There is still so much to be learned. 

"It is so, so prevalent, this boarding school experience, and how it affects every Indigenous person," Barnes said. "Every one of us are affected by it, whether we recognize it or not."

This past May, the Department of Interior released their first report. 

It found a total of 400 boarding schools operated in 37 states between 1819-1969, and the boarding school system was paid for by selling land that was supposed to be held in trust for Native people.

"...This was the policy to exterminate Indians," Barnes said. "It was part of a genocidal policy. It was about, you know, stealing the wealth of tribal nations, trying to destroy them as a people, destroy them as a coherent community. Seeing that in writing was really important, I think, for all of us. I think all of Indian country needed to see that in writing."

Seeing it in writing is one thing, but the Department also wants to hear from survivors to put faces to the numbers and statistics in the report.

"I remember seeing my mom as she watched six of her eight children being placed on a big, green bus and taken to Fort Totten Indian Boarding school in Fort Totten, North Dakota," said Dr. Ramona Klein, a boarding school survivor and citizen of the Turtle Band of Chippewa. "That image is forever imprinted in my mind and in my heart.” 

“I quickly suppressed my desire to speak Inupiaq after witnessing others who were severely beaten when they spoke their language," said James LaBelle, a boarding school survivor and vice president of the National Native American Boarding School Healing Coalition.

Secretary Haaland wants to hear from more survivors, as she travels across the country on what’s known as the Road to Healing. 

Barnes and the department are also pushing for federal legislation known as the Truth and Healing Commission on Boarding School policies.

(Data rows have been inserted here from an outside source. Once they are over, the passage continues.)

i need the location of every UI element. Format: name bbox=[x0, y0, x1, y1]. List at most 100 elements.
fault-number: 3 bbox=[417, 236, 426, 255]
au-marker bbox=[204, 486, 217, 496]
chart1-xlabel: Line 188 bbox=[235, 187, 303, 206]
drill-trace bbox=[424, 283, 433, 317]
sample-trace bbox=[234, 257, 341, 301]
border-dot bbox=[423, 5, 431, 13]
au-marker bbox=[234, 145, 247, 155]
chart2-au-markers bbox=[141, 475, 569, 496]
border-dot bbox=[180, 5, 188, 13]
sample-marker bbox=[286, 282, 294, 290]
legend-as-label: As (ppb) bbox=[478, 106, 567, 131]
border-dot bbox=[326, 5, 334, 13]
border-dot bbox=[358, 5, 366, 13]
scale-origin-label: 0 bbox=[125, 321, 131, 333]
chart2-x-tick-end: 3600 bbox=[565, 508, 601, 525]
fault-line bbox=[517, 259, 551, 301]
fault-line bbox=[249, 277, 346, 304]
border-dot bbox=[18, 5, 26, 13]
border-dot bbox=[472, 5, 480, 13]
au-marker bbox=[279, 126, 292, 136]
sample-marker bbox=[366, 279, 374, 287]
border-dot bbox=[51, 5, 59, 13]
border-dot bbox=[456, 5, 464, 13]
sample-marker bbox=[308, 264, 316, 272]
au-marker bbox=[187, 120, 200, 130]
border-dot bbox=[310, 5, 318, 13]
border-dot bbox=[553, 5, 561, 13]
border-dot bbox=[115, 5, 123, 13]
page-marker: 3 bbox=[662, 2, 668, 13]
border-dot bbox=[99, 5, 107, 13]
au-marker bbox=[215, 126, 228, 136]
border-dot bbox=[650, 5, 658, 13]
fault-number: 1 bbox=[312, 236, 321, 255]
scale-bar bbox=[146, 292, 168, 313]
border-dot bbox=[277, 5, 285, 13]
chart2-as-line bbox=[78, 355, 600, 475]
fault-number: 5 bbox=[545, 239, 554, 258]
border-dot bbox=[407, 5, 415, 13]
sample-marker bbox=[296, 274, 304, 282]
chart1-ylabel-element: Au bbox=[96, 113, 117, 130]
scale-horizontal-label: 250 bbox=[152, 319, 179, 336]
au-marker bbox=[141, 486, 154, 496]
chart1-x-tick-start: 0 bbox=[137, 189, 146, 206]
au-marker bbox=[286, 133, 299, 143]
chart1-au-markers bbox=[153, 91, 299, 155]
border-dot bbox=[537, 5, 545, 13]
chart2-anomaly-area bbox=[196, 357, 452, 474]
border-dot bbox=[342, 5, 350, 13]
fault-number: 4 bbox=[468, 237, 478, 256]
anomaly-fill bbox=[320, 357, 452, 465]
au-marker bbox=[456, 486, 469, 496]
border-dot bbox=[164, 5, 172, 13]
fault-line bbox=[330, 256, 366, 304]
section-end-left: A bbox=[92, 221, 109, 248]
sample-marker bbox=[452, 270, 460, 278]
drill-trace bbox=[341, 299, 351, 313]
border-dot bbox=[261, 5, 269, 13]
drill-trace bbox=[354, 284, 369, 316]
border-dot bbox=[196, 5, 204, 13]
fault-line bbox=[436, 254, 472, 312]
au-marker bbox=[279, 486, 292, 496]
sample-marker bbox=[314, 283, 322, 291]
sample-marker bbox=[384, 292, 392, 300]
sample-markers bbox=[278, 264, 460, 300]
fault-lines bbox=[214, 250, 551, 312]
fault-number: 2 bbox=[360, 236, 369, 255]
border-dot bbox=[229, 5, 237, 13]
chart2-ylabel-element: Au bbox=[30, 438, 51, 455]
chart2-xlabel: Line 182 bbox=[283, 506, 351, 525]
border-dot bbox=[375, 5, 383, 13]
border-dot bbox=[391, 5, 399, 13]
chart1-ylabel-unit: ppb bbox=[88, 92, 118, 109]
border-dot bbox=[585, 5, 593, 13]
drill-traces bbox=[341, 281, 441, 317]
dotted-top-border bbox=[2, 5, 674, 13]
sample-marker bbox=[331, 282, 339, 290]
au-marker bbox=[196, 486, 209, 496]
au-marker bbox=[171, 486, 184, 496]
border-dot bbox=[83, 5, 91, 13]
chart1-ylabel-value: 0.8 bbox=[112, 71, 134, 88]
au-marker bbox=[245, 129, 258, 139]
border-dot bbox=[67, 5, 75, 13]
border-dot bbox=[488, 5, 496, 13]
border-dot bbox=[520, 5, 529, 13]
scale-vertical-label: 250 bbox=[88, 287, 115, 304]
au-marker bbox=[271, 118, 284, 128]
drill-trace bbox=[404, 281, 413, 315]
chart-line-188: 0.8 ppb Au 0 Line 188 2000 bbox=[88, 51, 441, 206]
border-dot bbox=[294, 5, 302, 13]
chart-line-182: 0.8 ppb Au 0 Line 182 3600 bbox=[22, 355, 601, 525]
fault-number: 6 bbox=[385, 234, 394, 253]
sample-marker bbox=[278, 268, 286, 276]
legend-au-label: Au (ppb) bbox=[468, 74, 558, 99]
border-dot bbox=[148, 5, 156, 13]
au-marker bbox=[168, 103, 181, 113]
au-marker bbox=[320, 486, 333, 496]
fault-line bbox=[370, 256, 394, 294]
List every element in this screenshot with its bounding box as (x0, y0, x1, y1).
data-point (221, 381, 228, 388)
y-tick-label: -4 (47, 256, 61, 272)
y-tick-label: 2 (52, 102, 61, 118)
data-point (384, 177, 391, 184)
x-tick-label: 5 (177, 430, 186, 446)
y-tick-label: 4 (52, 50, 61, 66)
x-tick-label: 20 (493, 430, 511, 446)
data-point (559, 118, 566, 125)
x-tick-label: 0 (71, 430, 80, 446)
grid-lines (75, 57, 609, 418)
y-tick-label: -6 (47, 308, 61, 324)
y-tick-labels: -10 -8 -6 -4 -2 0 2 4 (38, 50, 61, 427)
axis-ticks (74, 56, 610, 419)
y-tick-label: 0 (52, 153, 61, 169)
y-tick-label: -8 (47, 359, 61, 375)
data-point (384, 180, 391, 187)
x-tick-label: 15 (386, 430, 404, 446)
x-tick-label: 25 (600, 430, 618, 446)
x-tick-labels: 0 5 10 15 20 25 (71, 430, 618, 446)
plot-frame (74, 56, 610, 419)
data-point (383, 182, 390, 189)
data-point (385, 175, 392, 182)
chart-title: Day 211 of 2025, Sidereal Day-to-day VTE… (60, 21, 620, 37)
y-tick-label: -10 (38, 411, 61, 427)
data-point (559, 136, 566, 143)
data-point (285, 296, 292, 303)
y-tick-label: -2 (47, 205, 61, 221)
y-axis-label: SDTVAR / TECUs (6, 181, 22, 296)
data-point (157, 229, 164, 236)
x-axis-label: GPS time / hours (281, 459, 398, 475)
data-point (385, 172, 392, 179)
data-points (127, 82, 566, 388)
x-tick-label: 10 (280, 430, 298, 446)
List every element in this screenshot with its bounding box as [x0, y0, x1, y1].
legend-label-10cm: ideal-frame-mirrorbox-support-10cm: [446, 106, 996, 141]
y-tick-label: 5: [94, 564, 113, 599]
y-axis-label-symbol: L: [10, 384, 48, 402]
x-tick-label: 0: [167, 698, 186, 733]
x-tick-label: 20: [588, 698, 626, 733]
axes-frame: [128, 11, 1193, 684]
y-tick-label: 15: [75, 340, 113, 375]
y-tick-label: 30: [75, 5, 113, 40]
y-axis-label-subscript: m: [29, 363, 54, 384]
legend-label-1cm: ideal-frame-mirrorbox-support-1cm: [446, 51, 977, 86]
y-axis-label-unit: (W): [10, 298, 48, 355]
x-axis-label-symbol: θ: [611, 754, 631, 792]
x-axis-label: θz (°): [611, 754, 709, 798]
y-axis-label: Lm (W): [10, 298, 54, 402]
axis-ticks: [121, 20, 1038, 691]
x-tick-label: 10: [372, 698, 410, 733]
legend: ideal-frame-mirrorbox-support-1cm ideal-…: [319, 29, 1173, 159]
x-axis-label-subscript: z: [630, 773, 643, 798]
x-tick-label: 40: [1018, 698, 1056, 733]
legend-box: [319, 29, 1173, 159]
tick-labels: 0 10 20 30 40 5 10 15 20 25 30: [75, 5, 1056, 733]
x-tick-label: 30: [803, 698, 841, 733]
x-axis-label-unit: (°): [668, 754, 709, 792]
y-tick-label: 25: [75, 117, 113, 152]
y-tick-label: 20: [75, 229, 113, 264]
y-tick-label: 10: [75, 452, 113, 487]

They want to investigate schools managed by religious institutions, with the power to subpoena witnesses.

"What's becoming more true and more present every day is that now our own survivors are stepping forward, and they want to talk about Chilocco," Barnes said. "They want to talk about the schools that they attended. They want to talk about even when they were there... kids would look at those windows and see that cemetery out there. Can you imagine looking at your grade school window and know there's a cemetery out there for you?"

Barnes’ own great grandfather ran away from the Shawnee Indian Manual labor school. The trauma his relatives experienced and that other Indigenous people experienced is one that is passed down through generations.

The Department of Interior will continue with its Road to Healing listening tour, pushing for more money for language revitalization programs for tribal nations and a federal memorial, not an apology, that acknowledges the experiences of those who lived through this system and those who did not.